Just to replicate a historic approach (Kim, 2014), I am experimenting with conv1d for a sentence classification task. Embedding size for each word = 300. Sequence length (i.e. number of words in a sentence) = 512. So my input sentence is [512, 300]. (Let us omit batch size for this discussion). This way I can refer to each word in my input sentence as input[word_index]. A conv layer needs to convolve over sequence length (say, to get bi-grams or tri-grams). This means your embedding needs to be seen as ‘in_channels’.
Now, after digging around SO answers, it turns out, conv1d expects my input to have channels first, i.e. a sentence needs to be [300, 512].

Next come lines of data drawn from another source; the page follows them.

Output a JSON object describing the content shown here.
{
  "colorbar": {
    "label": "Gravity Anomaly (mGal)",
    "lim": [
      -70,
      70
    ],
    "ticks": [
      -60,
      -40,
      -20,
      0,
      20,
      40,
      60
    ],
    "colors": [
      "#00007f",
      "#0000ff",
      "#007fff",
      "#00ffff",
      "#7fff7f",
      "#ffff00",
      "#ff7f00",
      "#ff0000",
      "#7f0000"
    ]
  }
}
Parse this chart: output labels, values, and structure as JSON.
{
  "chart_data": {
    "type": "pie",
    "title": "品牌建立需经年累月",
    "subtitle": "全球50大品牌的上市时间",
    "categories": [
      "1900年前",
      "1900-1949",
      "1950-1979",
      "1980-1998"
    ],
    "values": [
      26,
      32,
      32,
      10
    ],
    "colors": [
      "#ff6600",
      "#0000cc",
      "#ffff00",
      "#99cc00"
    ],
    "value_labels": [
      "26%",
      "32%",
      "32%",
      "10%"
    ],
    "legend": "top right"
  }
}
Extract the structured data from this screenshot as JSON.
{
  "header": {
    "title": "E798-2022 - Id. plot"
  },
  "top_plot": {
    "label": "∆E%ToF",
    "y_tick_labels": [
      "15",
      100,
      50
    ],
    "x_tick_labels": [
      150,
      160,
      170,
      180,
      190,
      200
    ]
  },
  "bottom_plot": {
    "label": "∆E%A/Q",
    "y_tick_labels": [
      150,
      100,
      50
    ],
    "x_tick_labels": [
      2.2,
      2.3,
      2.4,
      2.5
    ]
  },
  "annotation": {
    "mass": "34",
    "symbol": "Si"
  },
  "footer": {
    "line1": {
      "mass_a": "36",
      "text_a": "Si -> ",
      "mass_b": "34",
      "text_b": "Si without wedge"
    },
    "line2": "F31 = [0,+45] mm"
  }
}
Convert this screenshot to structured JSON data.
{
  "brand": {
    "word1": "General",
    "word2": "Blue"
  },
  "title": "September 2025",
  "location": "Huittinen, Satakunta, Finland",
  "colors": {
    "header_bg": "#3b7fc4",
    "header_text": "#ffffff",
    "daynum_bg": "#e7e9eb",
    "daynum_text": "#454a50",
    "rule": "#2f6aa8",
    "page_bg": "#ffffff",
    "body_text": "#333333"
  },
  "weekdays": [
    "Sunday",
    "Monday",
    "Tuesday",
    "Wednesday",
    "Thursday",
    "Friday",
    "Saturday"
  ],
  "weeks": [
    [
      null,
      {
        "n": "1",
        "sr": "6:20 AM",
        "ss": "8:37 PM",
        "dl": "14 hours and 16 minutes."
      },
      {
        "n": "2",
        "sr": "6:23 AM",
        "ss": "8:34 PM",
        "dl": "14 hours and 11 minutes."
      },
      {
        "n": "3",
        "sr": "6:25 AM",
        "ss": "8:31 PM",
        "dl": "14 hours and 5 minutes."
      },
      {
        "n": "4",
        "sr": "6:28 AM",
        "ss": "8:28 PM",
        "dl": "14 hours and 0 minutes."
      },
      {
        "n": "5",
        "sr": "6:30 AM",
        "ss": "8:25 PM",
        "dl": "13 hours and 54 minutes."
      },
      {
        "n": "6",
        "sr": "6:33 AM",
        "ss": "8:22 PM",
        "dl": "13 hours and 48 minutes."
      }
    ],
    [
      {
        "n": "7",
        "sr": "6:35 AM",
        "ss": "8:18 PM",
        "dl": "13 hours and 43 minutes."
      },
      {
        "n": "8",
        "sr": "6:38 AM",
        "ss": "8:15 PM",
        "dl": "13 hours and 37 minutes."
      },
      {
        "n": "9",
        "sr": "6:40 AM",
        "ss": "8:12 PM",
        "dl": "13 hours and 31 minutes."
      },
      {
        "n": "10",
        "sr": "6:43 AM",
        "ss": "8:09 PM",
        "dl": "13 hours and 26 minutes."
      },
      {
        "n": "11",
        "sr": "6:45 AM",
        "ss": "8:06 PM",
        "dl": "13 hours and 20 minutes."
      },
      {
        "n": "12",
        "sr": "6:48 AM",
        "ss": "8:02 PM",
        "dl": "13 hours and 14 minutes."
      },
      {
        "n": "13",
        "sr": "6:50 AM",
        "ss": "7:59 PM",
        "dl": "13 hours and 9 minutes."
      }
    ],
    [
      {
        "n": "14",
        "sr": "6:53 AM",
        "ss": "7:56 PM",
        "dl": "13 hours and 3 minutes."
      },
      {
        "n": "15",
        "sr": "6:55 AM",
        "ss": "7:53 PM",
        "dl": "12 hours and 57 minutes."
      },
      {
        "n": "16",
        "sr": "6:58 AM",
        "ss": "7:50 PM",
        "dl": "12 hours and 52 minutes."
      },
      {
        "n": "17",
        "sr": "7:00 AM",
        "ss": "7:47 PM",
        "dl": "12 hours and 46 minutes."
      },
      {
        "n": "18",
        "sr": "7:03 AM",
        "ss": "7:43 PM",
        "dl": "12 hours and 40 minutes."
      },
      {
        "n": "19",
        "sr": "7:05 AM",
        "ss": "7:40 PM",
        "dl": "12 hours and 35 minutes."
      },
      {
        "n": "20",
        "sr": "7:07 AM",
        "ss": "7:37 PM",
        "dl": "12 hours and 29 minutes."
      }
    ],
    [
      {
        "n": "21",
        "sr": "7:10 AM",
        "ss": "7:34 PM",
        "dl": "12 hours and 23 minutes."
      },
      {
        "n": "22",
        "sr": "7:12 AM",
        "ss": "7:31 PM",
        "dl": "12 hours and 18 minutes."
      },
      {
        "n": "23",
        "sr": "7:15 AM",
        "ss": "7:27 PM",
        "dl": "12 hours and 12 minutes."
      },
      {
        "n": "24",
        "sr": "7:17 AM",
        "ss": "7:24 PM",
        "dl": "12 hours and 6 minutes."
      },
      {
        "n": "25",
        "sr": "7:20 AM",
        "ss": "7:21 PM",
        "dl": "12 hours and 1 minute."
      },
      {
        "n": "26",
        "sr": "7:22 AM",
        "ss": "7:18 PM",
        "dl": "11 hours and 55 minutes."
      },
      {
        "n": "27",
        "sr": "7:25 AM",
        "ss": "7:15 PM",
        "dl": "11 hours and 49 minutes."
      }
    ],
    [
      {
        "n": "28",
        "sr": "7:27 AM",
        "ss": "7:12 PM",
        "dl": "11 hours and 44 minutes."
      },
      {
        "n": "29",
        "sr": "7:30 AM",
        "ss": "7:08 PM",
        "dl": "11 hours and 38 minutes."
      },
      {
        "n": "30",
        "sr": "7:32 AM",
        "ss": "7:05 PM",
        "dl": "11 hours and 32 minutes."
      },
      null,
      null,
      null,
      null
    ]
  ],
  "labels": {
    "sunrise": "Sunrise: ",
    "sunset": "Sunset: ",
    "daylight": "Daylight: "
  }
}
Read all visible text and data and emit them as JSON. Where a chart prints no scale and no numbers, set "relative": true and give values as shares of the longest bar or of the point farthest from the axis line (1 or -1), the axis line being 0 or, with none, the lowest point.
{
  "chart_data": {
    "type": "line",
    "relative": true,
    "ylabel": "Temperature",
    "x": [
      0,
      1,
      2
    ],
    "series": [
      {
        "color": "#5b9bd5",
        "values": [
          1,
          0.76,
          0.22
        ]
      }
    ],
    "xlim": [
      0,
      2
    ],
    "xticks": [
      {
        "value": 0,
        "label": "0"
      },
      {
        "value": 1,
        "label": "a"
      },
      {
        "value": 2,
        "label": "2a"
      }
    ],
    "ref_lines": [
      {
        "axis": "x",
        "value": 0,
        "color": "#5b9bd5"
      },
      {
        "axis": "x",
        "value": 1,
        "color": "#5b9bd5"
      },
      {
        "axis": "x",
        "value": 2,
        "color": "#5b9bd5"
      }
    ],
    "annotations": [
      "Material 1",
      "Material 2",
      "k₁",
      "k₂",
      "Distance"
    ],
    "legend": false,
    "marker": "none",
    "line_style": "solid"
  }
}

This breaks the row-major convention which are historic defaults by C, NumPy, etc.
For output, as a diagram shows in Kim’s paper, one might expect sequence length to be the first index and channels (corresponding to your multiple filters) to be the second one. nn.conv1d gives output in [out_channels, sequence_length_with_padding_stride_calculation] format.
Why does PyTorch favor channels first?
If it’s a matter of convention, shouldn’t there be an easy way to choose your convention?
If it’s because CuDNN prefers NCHW, can PyTorch not internally change input?
The to and contiguous approach outlined here is convoluted. Why would you want devs to explicitly convert their input and their models? Can we not have a parameter in model declaration that decides channels_first or channels_last and the input is processed accordingly? If you want to maintain backwards compatibility, the parameter might have channels_first as default.
P.S. the conv1d documentation could greatly benefit if there is an explanation of this below the example, and possibly, if your input is channels_last, how to convert it and have contiguous memory allocation. If this needs to be added only in conv1d, I can raise a PR. If this needs explanation across multiple pages, a longer discussion might be helpful.